Alternative name Primary congenital hypothyroidism
About the condition Congenital hypothyroidism is an endocrine disorder. It is a condition that is caused by under-activity of the thyroid gland, which results in low levels of thyroid hormones. These hormones play an important role in body metabolism and their deficiency can cause intellectual and physical disability.
Inheritance Most cases are sporadic. However, about 10% of cases result from inherited enzyme defects within the thyroid gland.
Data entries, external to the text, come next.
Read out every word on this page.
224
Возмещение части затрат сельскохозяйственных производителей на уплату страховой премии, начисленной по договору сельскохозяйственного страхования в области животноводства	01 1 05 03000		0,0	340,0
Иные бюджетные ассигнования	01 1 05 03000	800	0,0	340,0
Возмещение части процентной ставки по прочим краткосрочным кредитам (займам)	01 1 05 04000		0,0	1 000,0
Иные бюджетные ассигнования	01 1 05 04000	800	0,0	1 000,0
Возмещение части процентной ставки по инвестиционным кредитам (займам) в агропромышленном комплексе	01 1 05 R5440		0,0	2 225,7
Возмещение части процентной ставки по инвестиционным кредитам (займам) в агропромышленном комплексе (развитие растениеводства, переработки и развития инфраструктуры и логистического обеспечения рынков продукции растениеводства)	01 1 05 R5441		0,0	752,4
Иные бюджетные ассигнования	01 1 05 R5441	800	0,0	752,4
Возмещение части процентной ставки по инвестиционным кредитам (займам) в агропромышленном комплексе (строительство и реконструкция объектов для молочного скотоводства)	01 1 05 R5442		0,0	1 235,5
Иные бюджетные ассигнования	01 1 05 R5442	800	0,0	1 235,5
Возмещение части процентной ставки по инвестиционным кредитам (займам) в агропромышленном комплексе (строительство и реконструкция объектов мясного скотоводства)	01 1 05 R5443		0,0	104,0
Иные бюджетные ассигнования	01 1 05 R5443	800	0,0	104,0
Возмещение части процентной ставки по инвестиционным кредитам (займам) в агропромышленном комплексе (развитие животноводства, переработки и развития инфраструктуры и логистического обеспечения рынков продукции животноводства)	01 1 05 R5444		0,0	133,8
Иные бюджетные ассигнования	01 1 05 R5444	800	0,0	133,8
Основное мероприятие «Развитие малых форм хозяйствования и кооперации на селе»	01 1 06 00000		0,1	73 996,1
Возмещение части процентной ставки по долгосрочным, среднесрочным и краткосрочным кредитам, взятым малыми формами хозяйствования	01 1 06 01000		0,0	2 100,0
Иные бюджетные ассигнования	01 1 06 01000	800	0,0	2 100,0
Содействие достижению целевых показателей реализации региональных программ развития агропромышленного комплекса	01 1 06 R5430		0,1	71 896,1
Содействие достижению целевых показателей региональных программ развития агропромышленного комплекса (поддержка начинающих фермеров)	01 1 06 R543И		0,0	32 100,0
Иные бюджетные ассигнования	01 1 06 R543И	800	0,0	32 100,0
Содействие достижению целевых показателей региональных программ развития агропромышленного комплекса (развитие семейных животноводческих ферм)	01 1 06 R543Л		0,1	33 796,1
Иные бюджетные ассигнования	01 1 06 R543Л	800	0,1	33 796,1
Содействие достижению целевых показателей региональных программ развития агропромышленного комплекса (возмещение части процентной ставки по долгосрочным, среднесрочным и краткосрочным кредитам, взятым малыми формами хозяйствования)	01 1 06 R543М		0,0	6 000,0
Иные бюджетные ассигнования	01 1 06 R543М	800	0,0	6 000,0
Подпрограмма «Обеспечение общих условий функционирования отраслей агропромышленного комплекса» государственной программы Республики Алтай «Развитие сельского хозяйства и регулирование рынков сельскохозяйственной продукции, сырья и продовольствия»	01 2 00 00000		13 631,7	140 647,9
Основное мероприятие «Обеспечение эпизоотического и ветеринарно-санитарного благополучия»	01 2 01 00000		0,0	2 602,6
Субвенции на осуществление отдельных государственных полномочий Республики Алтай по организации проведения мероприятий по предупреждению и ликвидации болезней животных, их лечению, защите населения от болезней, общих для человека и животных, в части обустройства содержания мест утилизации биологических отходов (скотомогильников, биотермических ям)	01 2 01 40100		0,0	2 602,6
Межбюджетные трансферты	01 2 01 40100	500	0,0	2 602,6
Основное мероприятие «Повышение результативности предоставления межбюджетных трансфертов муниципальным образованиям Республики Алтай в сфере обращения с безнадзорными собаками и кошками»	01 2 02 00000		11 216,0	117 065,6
Year screening occurred in WA  1981
Incidence in WA 1 in 3,000 births
Defect
  • No thyroid gland (athyrosis)
  • Small maldescended gland
  • Iodination defect
Symptoms if untreated Signs of hypothyroidism often do not appear until the infant is 3–4 months of age. Affected infants are likely to have already suffered irreversible brain damage before signs of the condition begin to appear. Many times the early diagnosis relies almost solely on the results of newborn screening. Other symptoms of the condition include:
  • Prolonged neonatal jaundice
  • Feeding problems, FTT, constipation
  • Lethargy, hypotonia
  • Coarse facial features, thick tongue
  • Hoarse cry
  • Distended abdomen, umbilical hernia
  • Intellectual disability
  • Physical disability
If detected early and treated, the child will develop normally.
Metabolites on bloodspot screening Increased thyroid stimulating hormone (TSH).
Diagnostic tests
  • Plasma TSH and free T4
  • A scan of the thyroid gland is also sometimes performed
Treatment Daily treatment with thyroid hormone tablets results in normal growth and development.
Screening issues The screening results may be affected by maternal thyroid disease and medication, as well as iodine excess or deficiency.